Intent, Cutting and Pasting, and Joint Submissions

Courts have been fond in recent years of dispensing with hard and fast rules and using a contextual approach of whether, “in all of the circumstances” the conduct is unacceptable. That phrase seems to be replacing the previous chestnut of “it depends”. In Xiao-Phillips v Law Society of Saskatchewan, 2024 SKCA 44 (CanLII) this contextual approach is used in several issues.

There, a lawyer was disciplined for repeated examples of making frivolous and vexatious arguments in court and for incompetent behaviour involving clients and adjudicators. The most significant issue, according to the Court, was whether the lawyer had to know that their conduct was frivolous and vexatious in order for a finding to be made. The Court said the lawyer did not have to be subjectively aware that their arguments were frivolous and vexatious. However, the Court also said that it was not sufficient for the arguments to be legally incorrect. Rather, a contextual approach of examining all of the circumstances was required in order to determine whether the arguments were disciplinable. The Court found that there was no palpable and overriding error by the discipline panel which held that the arguments were so baseless as to be obviously inappropriate or the product of wilful blindness by the lawyer.

Another issue of concern was that the discipline panel had cut and pasted large portions of the written brief of the prosecuting counsel in its reasons for decision. The Court indicated that this could be an issue if, in all of the circumstances, it created an appearance that the panel had not made its own determinations.
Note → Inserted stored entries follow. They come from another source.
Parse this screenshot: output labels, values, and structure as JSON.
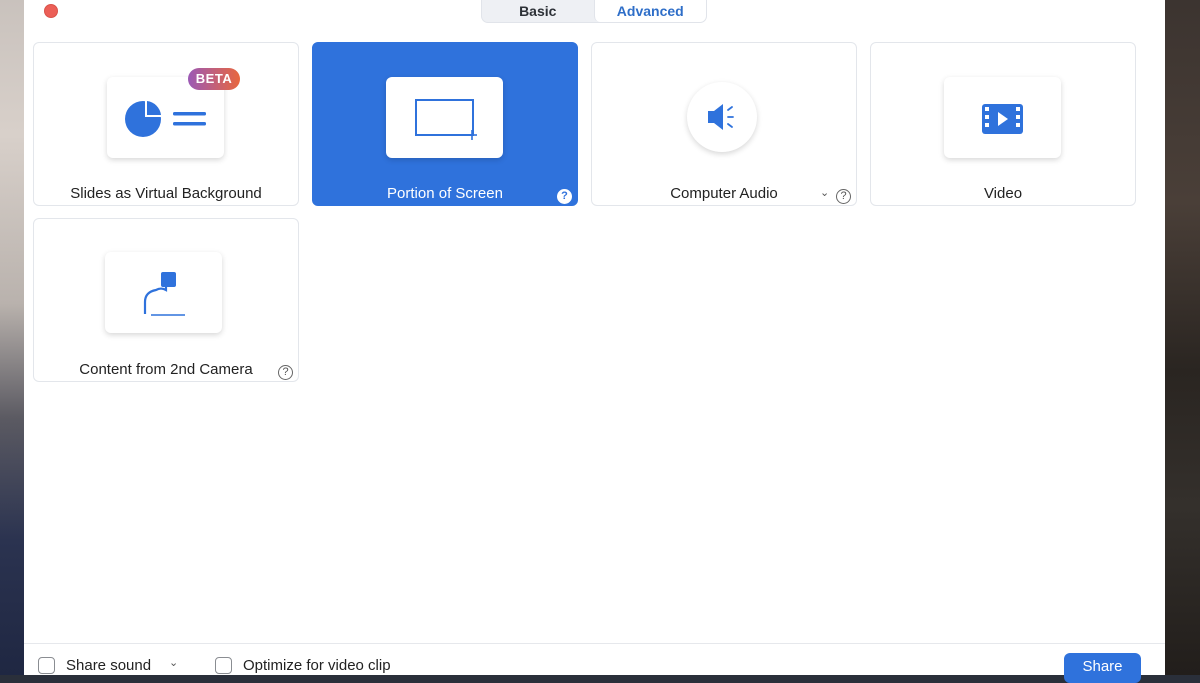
{
  "tabs": [
    {
      "label": "Basic",
      "active": false
    },
    {
      "label": "Advanced",
      "active": true
    }
  ],
  "cards": [
    {
      "label": "Slides as Virtual Background",
      "badge": "BETA",
      "icon": "slides-icon"
    },
    {
      "label": "Portion of Screen",
      "selected": true,
      "icon": "screen-region-icon",
      "help": "?"
    },
    {
      "label": "Computer Audio",
      "icon": "speaker-icon",
      "help": "?",
      "dropdown": "⌄"
    },
    {
      "label": "Video",
      "icon": "film-icon"
    },
    {
      "label": "Content from 2nd Camera",
      "icon": "camera-arm-icon",
      "help": "?"
    }
  ],
  "footer": {
    "share_sound_label": "Share sound",
    "share_sound_dropdown": "⌄",
    "optimize_label": "Optimize for video clip",
    "share_button": "Share"
  },
  "colors": {
    "accent": "#2f72dc",
    "close": "#ec5f57",
    "badge_gradient": [
      "#9b59b6",
      "#e8673e"
    ]
  }
}
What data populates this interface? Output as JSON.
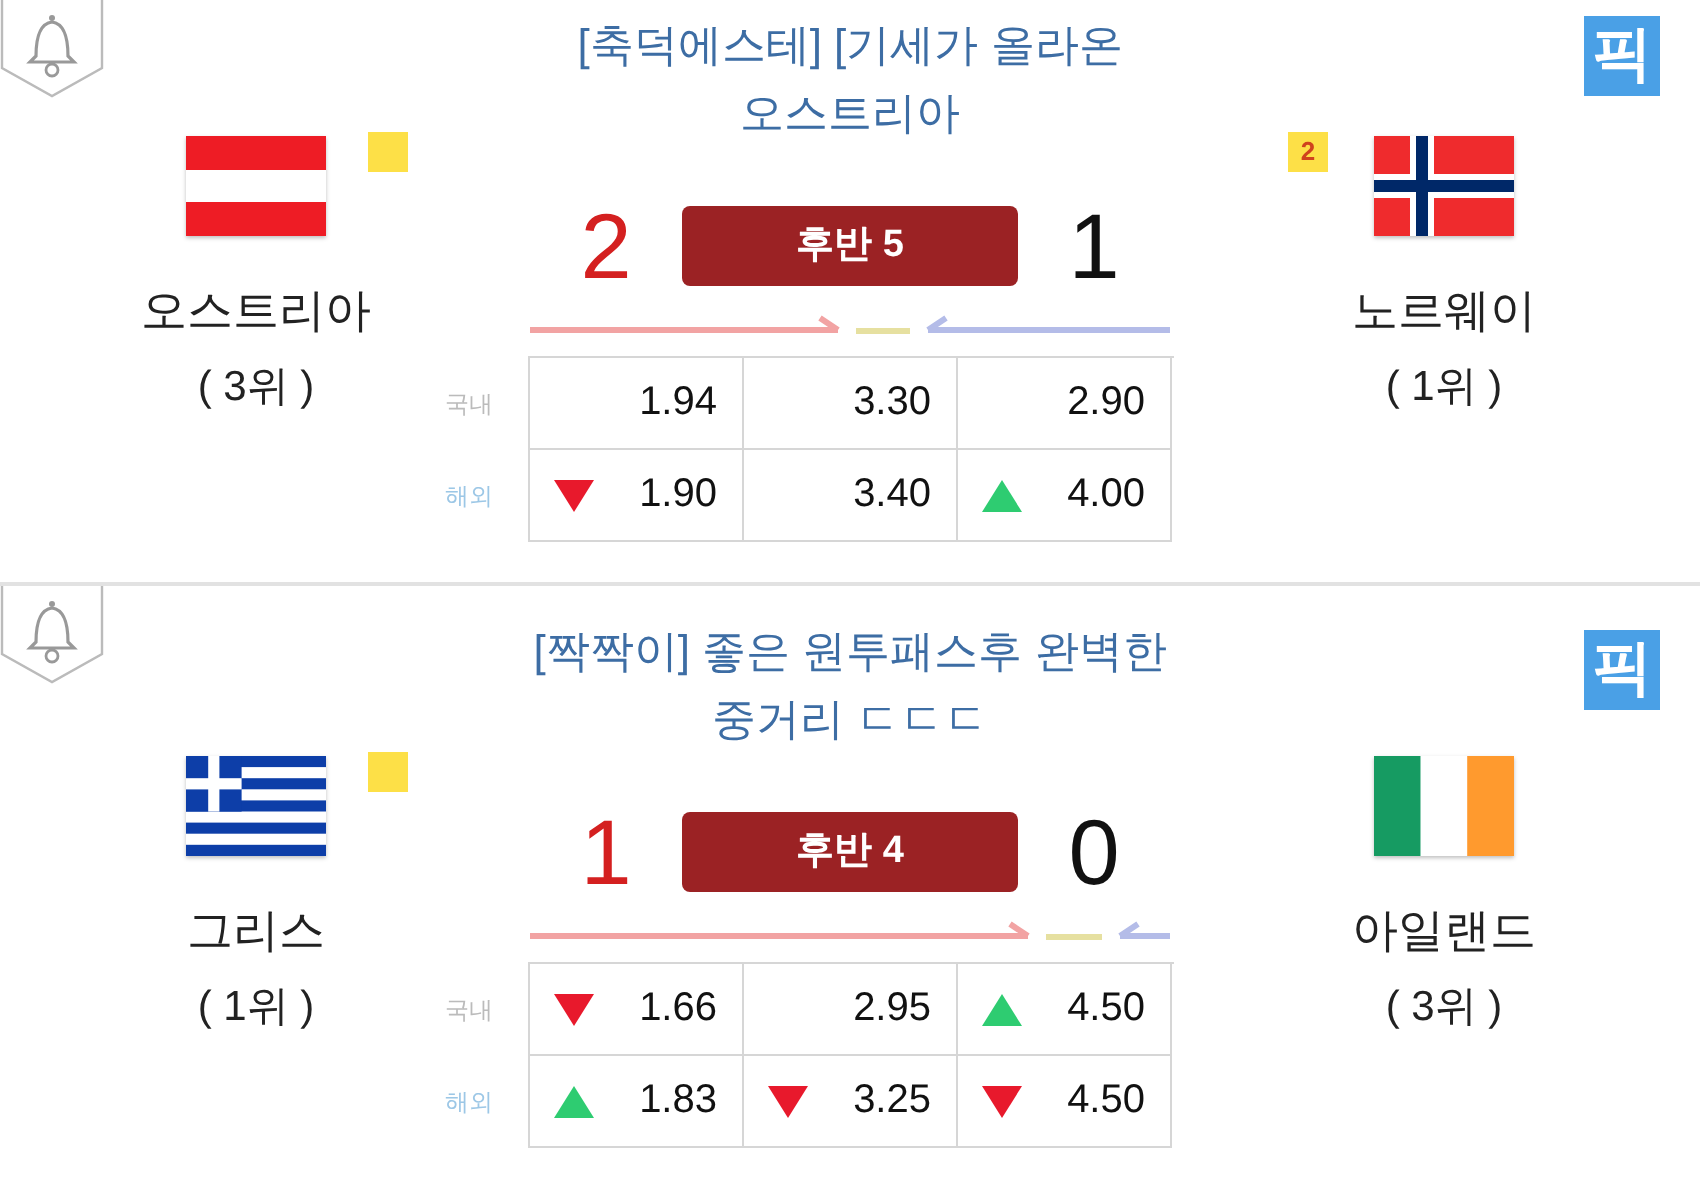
{
  "matches": [
    {
      "title": "[축덕에스테] [기세가 올라온\n오스트리아",
      "pick": "픽",
      "status": "후반 5",
      "home_score": "2",
      "away_score": "1",
      "home": {
        "name": "오스트리아",
        "rank": "( 3위 )",
        "flag": {
          "kind": "austria"
        },
        "yellow_card": true
      },
      "away": {
        "name": "노르웨이",
        "rank": "( 1위 )",
        "flag": {
          "kind": "norway"
        },
        "yellow_card": true,
        "yellow_card_count": "2"
      },
      "trends": [
        {
          "kind": "home"
        },
        {
          "kind": "draw"
        },
        {
          "kind": "away"
        }
      ],
      "odds": [
        {
          "label": "국내",
          "cells": [
            {
              "value": "1.94",
              "kind": "plain"
            },
            {
              "value": "3.30",
              "kind": "plain"
            },
            {
              "value": "2.90",
              "kind": "plain"
            }
          ]
        },
        {
          "label": "해외",
          "cells": [
            {
              "value": "1.90",
              "kind": "down"
            },
            {
              "value": "3.40",
              "kind": "plain"
            },
            {
              "value": "4.00",
              "kind": "up"
            }
          ]
        }
      ]
    },
    {
      "title": "[짝짝이] 좋은 원투패스후 완벽한\n중거리 ㄷㄷㄷ",
      "pick": "픽",
      "status": "후반 4",
      "home_score": "1",
      "away_score": "0",
      "home": {
        "name": "그리스",
        "rank": "( 1위 )",
        "flag": {
          "kind": "greece"
        },
        "yellow_card": true
      },
      "away": {
        "name": "아일랜드",
        "rank": "( 3위 )",
        "flag": {
          "kind": "ireland"
        },
        "yellow_card": false
      },
      "trends": [
        {
          "kind": "home"
        },
        {
          "kind": "draw"
        },
        {
          "kind": "away"
        }
      ],
      "odds": [
        {
          "label": "국내",
          "cells": [
            {
              "value": "1.66",
              "kind": "down"
            },
            {
              "value": "2.95",
              "kind": "plain"
            },
            {
              "value": "4.50",
              "kind": "up"
            }
          ]
        },
        {
          "label": "해외",
          "cells": [
            {
              "value": "1.83",
              "kind": "up"
            },
            {
              "value": "3.25",
              "kind": "down"
            },
            {
              "value": "4.50",
              "kind": "down"
            }
          ]
        }
      ]
    }
  ]
}
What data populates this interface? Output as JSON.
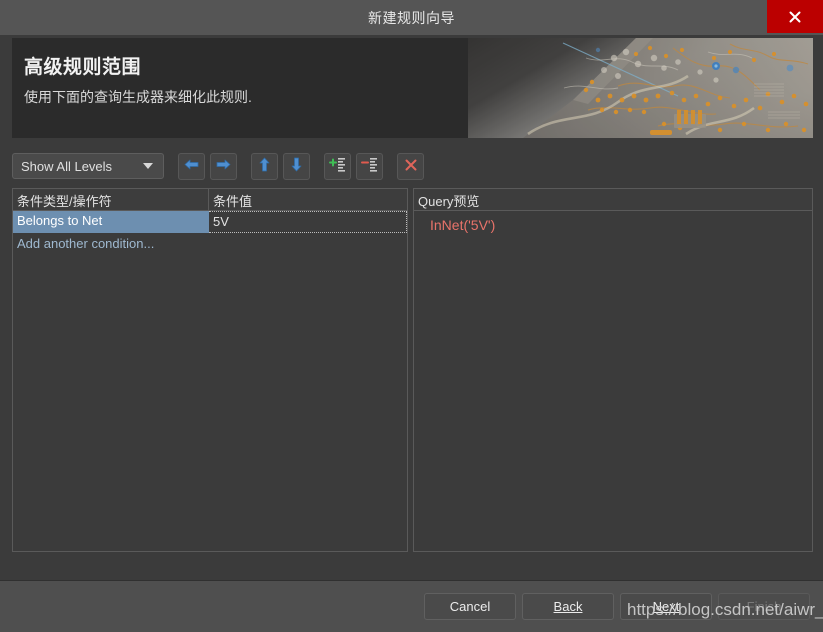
{
  "window": {
    "title": "新建规则向导",
    "close_icon": "close-icon"
  },
  "header": {
    "title": "高级规则范围",
    "subtitle": "使用下面的查询生成器来细化此规则.",
    "banner_art": "pcb-circuit-board-image"
  },
  "toolbar": {
    "level_filter": {
      "value": "Show All Levels",
      "arrow_icon": "chevron-down-icon"
    },
    "buttons": [
      {
        "name": "move-left-button",
        "icon": "arrow-left-icon",
        "title": "Move Left"
      },
      {
        "name": "move-right-button",
        "icon": "arrow-right-icon",
        "title": "Move Right"
      },
      {
        "name": "move-up-button",
        "icon": "arrow-up-icon",
        "title": "Move Up"
      },
      {
        "name": "move-down-button",
        "icon": "arrow-down-icon",
        "title": "Move Down"
      },
      {
        "name": "add-condition-button",
        "icon": "add-row-icon",
        "title": "Add Condition"
      },
      {
        "name": "remove-condition-button",
        "icon": "remove-row-icon",
        "title": "Remove Condition"
      },
      {
        "name": "clear-all-button",
        "icon": "red-x-icon",
        "title": "Clear All"
      }
    ]
  },
  "conditions_panel": {
    "columns": [
      "条件类型/操作符",
      "条件值"
    ],
    "rows": [
      {
        "type": "Belongs to Net",
        "value": "5V",
        "selected": true
      }
    ],
    "add_row_label": "Add another condition..."
  },
  "query_panel": {
    "header": "Query预览",
    "query": "InNet('5V')"
  },
  "footer": {
    "buttons": [
      {
        "name": "cancel-button",
        "label": "Cancel",
        "disabled": false,
        "accel": ""
      },
      {
        "name": "back-button",
        "label": "Back",
        "disabled": false,
        "accel": "B"
      },
      {
        "name": "next-button",
        "label": "Next",
        "disabled": false,
        "accel": "N"
      },
      {
        "name": "finish-button",
        "label": "Finish",
        "disabled": true,
        "accel": ""
      }
    ]
  },
  "watermark": "https://blog.csdn.net/aiwr_",
  "colors": {
    "accent_selection": "#6d8fb0",
    "query_text": "#e8736a",
    "close_red": "#bb0000",
    "link_blue": "#9fb9d0"
  }
}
However, in this case, most of the excerpts were of a factual nature on matters that were not disputed. For each finding the panel had created its own explanation as to the basis for its conclusions. The Court also drew some solace from the panel’s evaluation of the evidence and issues where it had dismissed two of the allegations, indicating independent decision making. While expressing caution about copying large swaths of a party’s submissions, the Court concluded that the panel had made its own independent assessment on each allegation.

The Court also made some interesting comments about how discipline panels should approach joint submissions on sanction. First, the Court suggested that the deferential approach likely only applies where the joint submission is accompanied by an admission of the allegations. The rationale for the deference includes that the registrant has given up their right to dispute the allegations and have a hearing. In this case, the joint submission was made after the allegations were proved at a lengthy and disputed hearing. Second, the Court noted that procedural fairness was provided by the panel. The panel expressed its concerns to the parties about the joint submission and provided opportunities for the parties to introduce further evidence and make additional submissions. Third, the Court concluded that the panel gave detailed reasons as to why the joint submission would cause a reasonable and informed public to lose confidence in the regulation of the profession.

As a result, the Court upheld a 71-day suspension (albeit one already served in an interim order) where the joint submission involved no suspension.